マリさんは埼玉県のある老人用介護施設に勤めている。

そこでは認知症の患者もおり、進行の度合いによるが、自分の名前が不鮮明なケースも珍しくない。


「分からない」「忘れた」と言う人もいれば、でたらめな名前を挙げる人もいる。中には往年の大女優の名を堂々と名乗る女性もいた。


その中で「ミチコ」と名乗る80代の老人がいた。

多くの患者と接してきたマリさんが、なぜその人の事を特に気にかけたのかと言うと、その老人の本名は「ゴロウ」という男性だったからである。


先に述べたように、名前が分からない、あるいは、でたらめな名前を名乗る例は珍しくない。

しかし、自身の性別と異なる名前を挙げる患者は初めてだった。


配偶者や友人の名前かと思い調べたが、該当する名前はなく、親族にもそれとなく尋ねたが思い当たる節はないという。


だが、ミチコさんはとても穏やかな性格の持ち主で、本名が一致しない以外はまったく手のかからない人だった。

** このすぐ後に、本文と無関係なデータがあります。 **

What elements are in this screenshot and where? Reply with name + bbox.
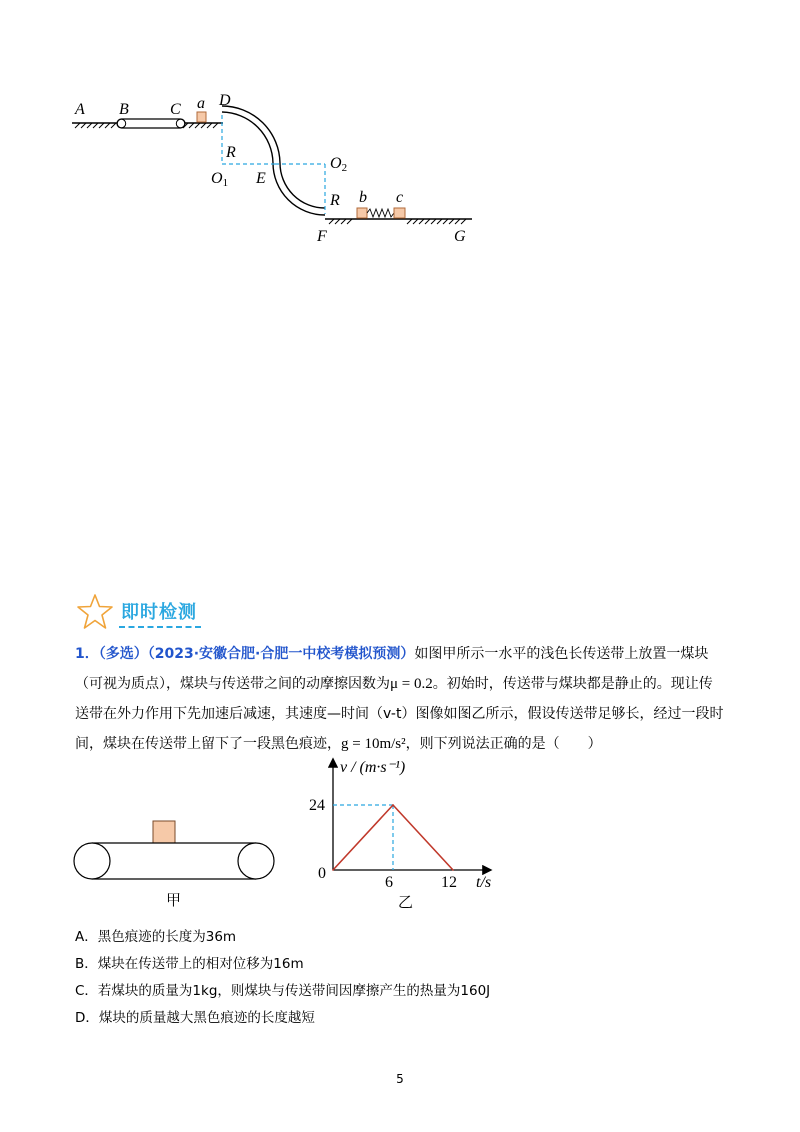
caption-jia: 甲: [166, 891, 182, 909]
label-B: B: [119, 101, 129, 118]
option-a: A．黑色痕迹的长度为36m: [75, 929, 237, 945]
question-text-3: 送带在外力作用下先加速后减速，其速度—时间（v-t）图像如图乙所示，假设传送带足够长，经过一段时: [75, 706, 724, 722]
label-D: D: [219, 92, 231, 109]
page-number: 5: [396, 1072, 404, 1086]
figure-jia: [70, 815, 285, 915]
question-text-2b: 。初始时，传送带与煤块都是静止的。现让传: [432, 676, 713, 692]
question-source: （多选）（2023·安徽合肥·合肥一中校考模拟预测）: [98, 646, 415, 662]
section-heading: [75, 592, 235, 634]
question-text-4a: 间，煤块在传送带上留下了一段黑色痕迹，: [75, 736, 341, 752]
section-title: 即时检测: [121, 602, 197, 623]
option-d: D．煤块的质量越大黑色痕迹的长度越短: [75, 1010, 315, 1026]
option-b: B．煤块在传送带上的相对位移为16m: [75, 956, 304, 972]
origin-label: 0: [318, 865, 326, 882]
vt-graph: [300, 755, 520, 885]
label-C: C: [170, 101, 181, 118]
x-axis-label: t/s: [476, 874, 492, 891]
option-c: C．若煤块的质量为1kg，则煤块与传送带间因摩擦产生的热量为160J: [75, 983, 491, 999]
data-point-2: [452, 869, 454, 871]
label-R2: R: [330, 192, 340, 209]
question-text-1: 如图甲所示一水平的浅色长传送带上放置一煤块: [414, 646, 709, 662]
track-diagram: [0, 0, 800, 260]
question-text-2a: （可视为质点），煤块与传送带之间的动摩擦因数为: [75, 676, 390, 692]
question-number: 1．: [75, 646, 99, 662]
track-drawing: [0, 0, 800, 260]
label-O2: $O_2$: [330, 155, 348, 174]
label-O1: $O_1$: [211, 170, 229, 189]
y-axis-label: v / (m·s⁻¹): [340, 759, 406, 776]
question-line-1: [75, 639, 735, 669]
label-F: F: [317, 228, 327, 245]
figure-yi: [300, 755, 520, 915]
section-divider: [119, 626, 201, 628]
label-b: b: [359, 189, 367, 206]
label-a: a: [197, 95, 205, 112]
question-line-2: [75, 669, 735, 699]
star-icon: [75, 592, 115, 632]
question-text-4b: ，则下列说法正确的是（ ）: [405, 736, 602, 752]
data-point-1: [392, 804, 394, 806]
label-E: E: [256, 170, 266, 187]
label-G: G: [454, 228, 466, 245]
mu-value: μ = 0.2: [390, 676, 433, 692]
caption-yi: 乙: [398, 893, 414, 911]
x-tick-label-12: 12: [441, 874, 457, 891]
g-value: g = 10m/s²: [341, 736, 406, 752]
data-point-0: [332, 869, 334, 871]
label-A: A: [75, 101, 85, 118]
label-c: c: [396, 189, 404, 206]
label-R1: R: [226, 144, 236, 161]
question-line-3: [75, 699, 735, 729]
y-tick-label: 24: [309, 797, 325, 814]
x-tick-label-6: 6: [385, 874, 393, 891]
conveyor-belt-drawing: [70, 815, 285, 895]
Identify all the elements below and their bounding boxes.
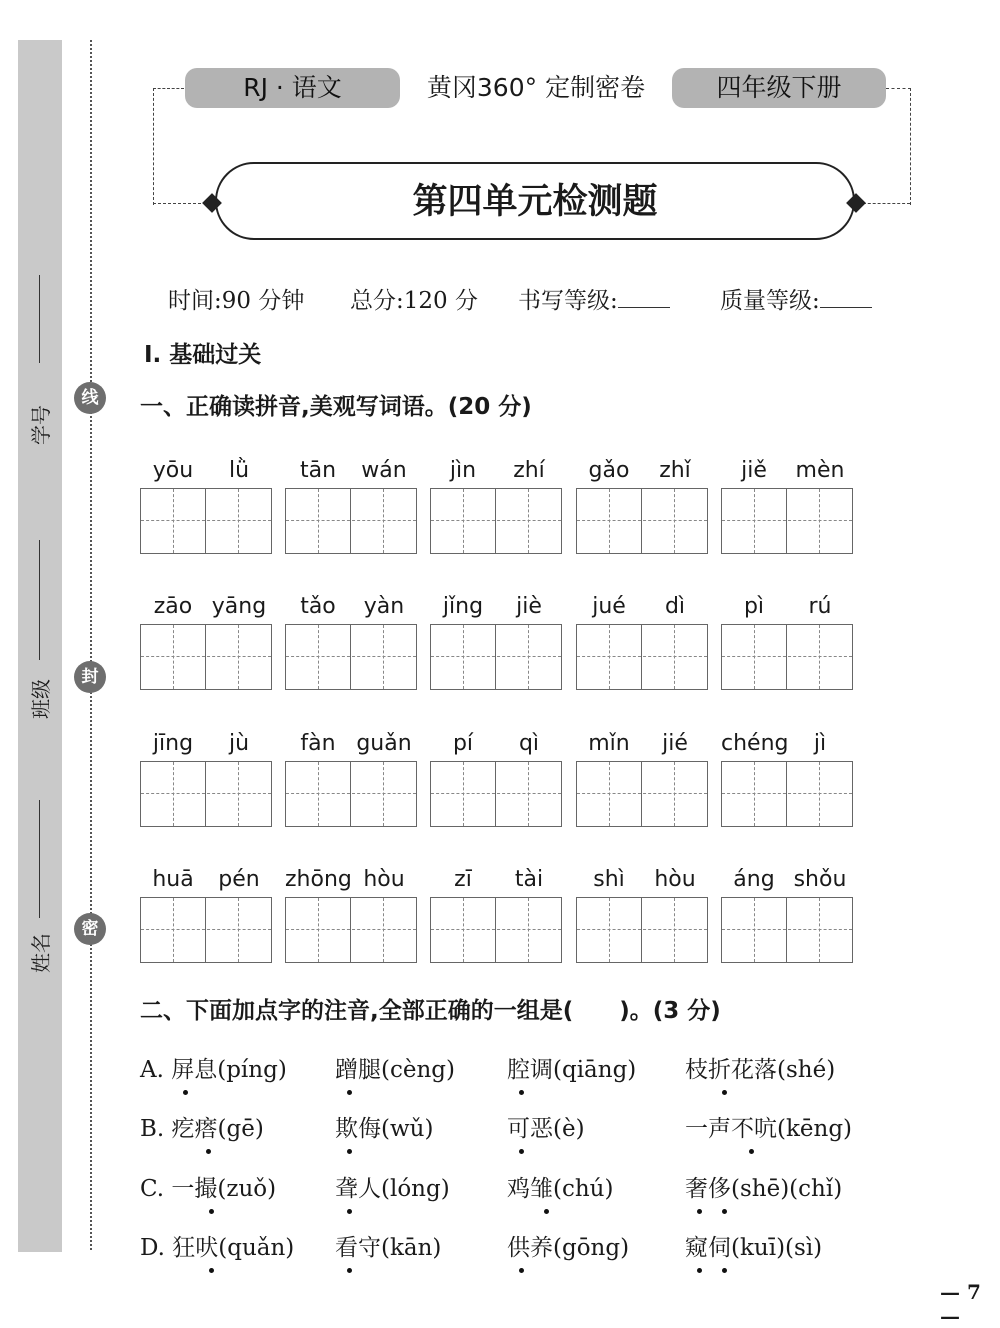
writing-box[interactable] bbox=[140, 897, 272, 963]
emphasis-dot bbox=[544, 1209, 549, 1214]
box-guide-line bbox=[495, 898, 496, 962]
section-heading: Ⅰ. 基础过关 bbox=[144, 342, 262, 368]
pinyin-label: mǐn bbox=[588, 731, 630, 756]
box-guide-line bbox=[641, 489, 642, 553]
pinyin-label: jǐng bbox=[442, 594, 484, 619]
box-guide-line bbox=[350, 898, 351, 962]
pinyin-label: wán bbox=[361, 458, 407, 483]
option-item[interactable]: A. 屏息(píng) bbox=[140, 1057, 287, 1083]
box-guide-line bbox=[286, 929, 416, 930]
box-guide-line bbox=[495, 625, 496, 689]
writing-box[interactable] bbox=[721, 761, 853, 827]
writing-box[interactable] bbox=[430, 761, 562, 827]
box-guide-line bbox=[205, 762, 206, 826]
box-guide-line bbox=[141, 520, 271, 521]
box-guide-line bbox=[577, 656, 707, 657]
emphasis-dot bbox=[519, 1149, 524, 1154]
page-title: 第四单元检测题 bbox=[215, 162, 855, 240]
pinyin-label: mèn bbox=[795, 458, 845, 483]
box-guide-line bbox=[383, 489, 384, 553]
box-guide-line bbox=[286, 793, 416, 794]
box-guide-line bbox=[173, 625, 174, 689]
option-item: 供养(gōng) bbox=[507, 1235, 630, 1261]
box-guide-line bbox=[463, 898, 464, 962]
box-guide-line bbox=[786, 898, 787, 962]
frame-left-dashes bbox=[153, 88, 184, 205]
pinyin-label: huā bbox=[152, 867, 194, 892]
box-guide-line bbox=[350, 489, 351, 553]
box-guide-line bbox=[819, 762, 820, 826]
box-guide-line bbox=[463, 762, 464, 826]
emphasis-dot bbox=[519, 1090, 524, 1095]
pinyin-label: jù bbox=[228, 731, 250, 756]
quality-grade-label: 质量等级: bbox=[720, 288, 820, 314]
pinyin-label: pén bbox=[218, 867, 260, 892]
box-guide-line bbox=[577, 793, 707, 794]
time-info: 时间:90 分钟 bbox=[168, 288, 305, 314]
box-guide-line bbox=[819, 489, 820, 553]
box-guide-line bbox=[141, 656, 271, 657]
pinyin-label: jì bbox=[813, 731, 827, 756]
pinyin-label: tǎo bbox=[300, 594, 336, 619]
writing-box[interactable] bbox=[140, 761, 272, 827]
box-guide-line bbox=[674, 898, 675, 962]
pinyin-label: yàn bbox=[363, 594, 405, 619]
pinyin-label: áng bbox=[733, 867, 775, 892]
box-guide-line bbox=[786, 489, 787, 553]
box-guide-line bbox=[173, 898, 174, 962]
pinyin-label: pí bbox=[452, 731, 474, 756]
pinyin-label: gǎo bbox=[588, 458, 630, 483]
pinyin-label: yāng bbox=[211, 594, 267, 619]
total-score-info: 总分:120 分 bbox=[350, 288, 478, 314]
pinyin-label: zī bbox=[454, 867, 472, 892]
box-guide-line bbox=[350, 625, 351, 689]
pinyin-label: jìn bbox=[449, 458, 477, 483]
pinyin-label: lǜ bbox=[228, 458, 250, 483]
box-guide-line bbox=[383, 625, 384, 689]
box-guide-line bbox=[173, 762, 174, 826]
option-item: 聋人(lóng) bbox=[335, 1176, 450, 1202]
box-guide-line bbox=[754, 489, 755, 553]
emphasis-dot bbox=[183, 1090, 188, 1095]
writing-box[interactable] bbox=[721, 624, 853, 690]
pinyin-label: tān bbox=[299, 458, 337, 483]
box-guide-line bbox=[318, 625, 319, 689]
emphasis-dot bbox=[347, 1149, 352, 1154]
option-item: 窥伺(kuī)(sì) bbox=[685, 1235, 823, 1261]
series-name: 黄冈360° 定制密卷 bbox=[426, 73, 646, 102]
pinyin-label: jié bbox=[662, 731, 688, 756]
box-guide-line bbox=[238, 898, 239, 962]
box-guide-line bbox=[318, 762, 319, 826]
writing-box[interactable] bbox=[285, 897, 417, 963]
frame-right-dashes bbox=[886, 88, 911, 205]
class-line bbox=[39, 540, 40, 660]
box-guide-line bbox=[286, 656, 416, 657]
pinyin-label: dì bbox=[664, 594, 686, 619]
box-guide-line bbox=[674, 762, 675, 826]
emphasis-dot bbox=[722, 1209, 727, 1214]
writing-box[interactable] bbox=[140, 488, 272, 554]
writing-box[interactable] bbox=[285, 488, 417, 554]
box-guide-line bbox=[495, 489, 496, 553]
box-guide-line bbox=[173, 489, 174, 553]
box-guide-line bbox=[528, 898, 529, 962]
box-guide-line bbox=[141, 793, 271, 794]
q1-title: 一、正确读拼音,美观写词语。(20 分) bbox=[140, 394, 532, 420]
student-number-label: 学号 bbox=[29, 405, 53, 445]
box-guide-line bbox=[431, 520, 561, 521]
box-guide-line bbox=[238, 489, 239, 553]
q2-title: 二、下面加点字的注音,全部正确的一组是( )。(3 分) bbox=[140, 998, 721, 1024]
option-item: 奢侈(shē)(chǐ) bbox=[685, 1176, 843, 1202]
writing-box[interactable] bbox=[721, 488, 853, 554]
box-guide-line bbox=[205, 489, 206, 553]
option-item[interactable]: B. 疙瘩(gē) bbox=[140, 1116, 264, 1142]
pinyin-label: jué bbox=[592, 594, 626, 619]
pinyin-label: hòu bbox=[363, 867, 405, 892]
grade-pill: 四年级下册 bbox=[672, 68, 886, 108]
box-guide-line bbox=[609, 898, 610, 962]
box-guide-line bbox=[463, 489, 464, 553]
box-guide-line bbox=[318, 898, 319, 962]
box-guide-line bbox=[528, 489, 529, 553]
emphasis-dot bbox=[722, 1268, 727, 1273]
emphasis-dot bbox=[347, 1268, 352, 1273]
pinyin-label: shì bbox=[593, 867, 625, 892]
pinyin-label: fàn bbox=[300, 731, 336, 756]
pinyin-label: qì bbox=[518, 731, 540, 756]
writing-box[interactable] bbox=[285, 624, 417, 690]
writing-box[interactable] bbox=[576, 624, 708, 690]
box-guide-line bbox=[286, 520, 416, 521]
option-item: 可恶(è) bbox=[507, 1116, 585, 1142]
quality-grade bbox=[720, 282, 872, 320]
pinyin-label: chéng bbox=[721, 731, 789, 756]
box-guide-line bbox=[722, 656, 852, 657]
pinyin-label: tài bbox=[514, 867, 544, 892]
quality-grade-blank[interactable] bbox=[820, 283, 872, 308]
box-guide-line bbox=[238, 762, 239, 826]
box-guide-line bbox=[238, 625, 239, 689]
box-guide-line bbox=[528, 625, 529, 689]
writing-grade bbox=[518, 282, 670, 320]
margin-circle-mi: 密 bbox=[74, 913, 106, 945]
writing-box[interactable] bbox=[430, 897, 562, 963]
student-number-line bbox=[39, 275, 40, 363]
box-guide-line bbox=[141, 929, 271, 930]
writing-box[interactable] bbox=[430, 624, 562, 690]
pinyin-label: hòu bbox=[654, 867, 696, 892]
emphasis-dot bbox=[519, 1268, 524, 1273]
box-guide-line bbox=[722, 520, 852, 521]
option-item: 枝折花落(shé) bbox=[685, 1057, 836, 1083]
box-guide-line bbox=[205, 625, 206, 689]
option-item: 腔调(qiāng) bbox=[507, 1057, 637, 1083]
frame-right-connector bbox=[858, 203, 910, 204]
box-guide-line bbox=[722, 929, 852, 930]
option-item: 一声不吭(kēng) bbox=[685, 1116, 853, 1142]
writing-box[interactable] bbox=[576, 897, 708, 963]
box-guide-line bbox=[528, 762, 529, 826]
option-item: 欺侮(wǔ) bbox=[335, 1116, 434, 1142]
pinyin-label: zhí bbox=[513, 458, 545, 483]
writing-box[interactable] bbox=[576, 761, 708, 827]
box-guide-line bbox=[754, 898, 755, 962]
emphasis-dot bbox=[347, 1090, 352, 1095]
option-item: 看守(kān) bbox=[335, 1235, 442, 1261]
writing-box[interactable] bbox=[721, 897, 853, 963]
emphasis-dot bbox=[722, 1090, 727, 1095]
box-guide-line bbox=[754, 762, 755, 826]
box-guide-line bbox=[819, 625, 820, 689]
margin-circle-feng: 封 bbox=[74, 661, 106, 693]
pinyin-label: rú bbox=[808, 594, 832, 619]
pinyin-label: guǎn bbox=[356, 731, 412, 756]
box-guide-line bbox=[754, 625, 755, 689]
emphasis-dot bbox=[749, 1149, 754, 1154]
pinyin-label: pì bbox=[743, 594, 765, 619]
box-guide-line bbox=[674, 489, 675, 553]
margin-circle-xian: 线 bbox=[74, 382, 106, 414]
box-guide-line bbox=[786, 625, 787, 689]
subject-pill: RJ · 语文 bbox=[185, 68, 400, 108]
emphasis-dot bbox=[697, 1268, 702, 1273]
box-guide-line bbox=[641, 625, 642, 689]
page-number: — 7 — bbox=[940, 1280, 981, 1328]
box-guide-line bbox=[786, 762, 787, 826]
pinyin-label: jīng bbox=[152, 731, 194, 756]
name-line bbox=[39, 800, 40, 918]
writing-box[interactable] bbox=[430, 488, 562, 554]
option-item[interactable]: C. 一撮(zuǒ) bbox=[140, 1176, 277, 1202]
name-label: 姓名 bbox=[29, 933, 53, 973]
pinyin-label: zhōng bbox=[285, 867, 352, 892]
emphasis-dot bbox=[209, 1268, 214, 1273]
binding-strip bbox=[18, 40, 62, 1252]
box-guide-line bbox=[722, 793, 852, 794]
box-guide-line bbox=[318, 489, 319, 553]
writing-grade-label: 书写等级: bbox=[518, 288, 618, 314]
pinyin-label: yōu bbox=[152, 458, 194, 483]
box-guide-line bbox=[463, 625, 464, 689]
box-guide-line bbox=[205, 898, 206, 962]
box-guide-line bbox=[431, 656, 561, 657]
writing-box[interactable] bbox=[140, 624, 272, 690]
box-guide-line bbox=[577, 929, 707, 930]
writing-box[interactable] bbox=[576, 488, 708, 554]
box-guide-line bbox=[495, 762, 496, 826]
writing-box[interactable] bbox=[285, 761, 417, 827]
class-label: 班级 bbox=[29, 679, 53, 719]
box-guide-line bbox=[383, 762, 384, 826]
pinyin-label: zāo bbox=[153, 594, 193, 619]
option-item: 鸡雏(chú) bbox=[507, 1176, 614, 1202]
option-item[interactable]: D. 狂吠(quǎn) bbox=[140, 1235, 295, 1261]
pinyin-label: zhǐ bbox=[659, 458, 691, 483]
box-guide-line bbox=[431, 793, 561, 794]
box-guide-line bbox=[641, 762, 642, 826]
option-item: 蹭腿(cèng) bbox=[335, 1057, 455, 1083]
pinyin-label: jiě bbox=[741, 458, 767, 483]
emphasis-dot bbox=[206, 1149, 211, 1154]
box-guide-line bbox=[674, 625, 675, 689]
emphasis-dot bbox=[347, 1209, 352, 1214]
box-guide-line bbox=[383, 898, 384, 962]
box-guide-line bbox=[819, 898, 820, 962]
pinyin-label: shǒu bbox=[793, 867, 847, 892]
cut-line bbox=[90, 40, 92, 1250]
box-guide-line bbox=[609, 489, 610, 553]
writing-grade-blank[interactable] bbox=[618, 283, 670, 308]
box-guide-line bbox=[431, 929, 561, 930]
box-guide-line bbox=[641, 898, 642, 962]
pinyin-label: jiè bbox=[516, 594, 542, 619]
box-guide-line bbox=[609, 762, 610, 826]
box-guide-line bbox=[609, 625, 610, 689]
box-guide-line bbox=[577, 520, 707, 521]
emphasis-dot bbox=[697, 1209, 702, 1214]
emphasis-dot bbox=[209, 1209, 214, 1214]
box-guide-line bbox=[350, 762, 351, 826]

トイレや食事等の介助もほとんどいらず、心身共に安定しており、たまの介助の際にも職員には感謝や労いの言葉を忘れず、温和な態度から他の患者との関係も良好で、皆から好かれていた。


ある日のことだった。

夜勤だったマリさんが消灯後の見回りをしていると、ミチコさんがベッドの端に腰掛けているのを見つけた。


「どうしました? 眠れませんか?」


とマリさんが声をかけると、ミチコさんは


「今まで大変、お世話になりました」


と、深々と頭を下げた。

その姿にざわりと胸騒ぎを覚えた。

そこには自らの死期を悟った人の特有の雰囲気があり、職業柄、マリさんも何度かそれを経験している。


「どこか、お加減が悪いんですか?」


そう尋ねるも、ミチコさんは何も答えず、弱々しく首を振るだけだった。




ーーーその翌朝だった。ミチコさんの部屋から悲鳴がこだました。


事務室で休憩中だったマリさんも、他の職員とともに急いで部屋に駆け付けた。

そこには頭を抱えて泣き叫ぶミチコさんの姿があった。


「どうしたんですか? 大丈夫ですか、ミチコさん!」


すぐさま駆け寄り、何とか落ち着かせるとミチコさんはマリさんの顔を凝視して言った。


「ミチコってだあれ。そんなひとしらない」


その後、「ゴロウ」と名乗る老人は


「ここはどこなの」

「ぼくはなんでこんなところにいるの?」

「いますぐおうちにかえして」

「おとうさんおかあさんたすけて」


と、舌足らずな子供のような声で叫び続け、その二日後に亡くなった。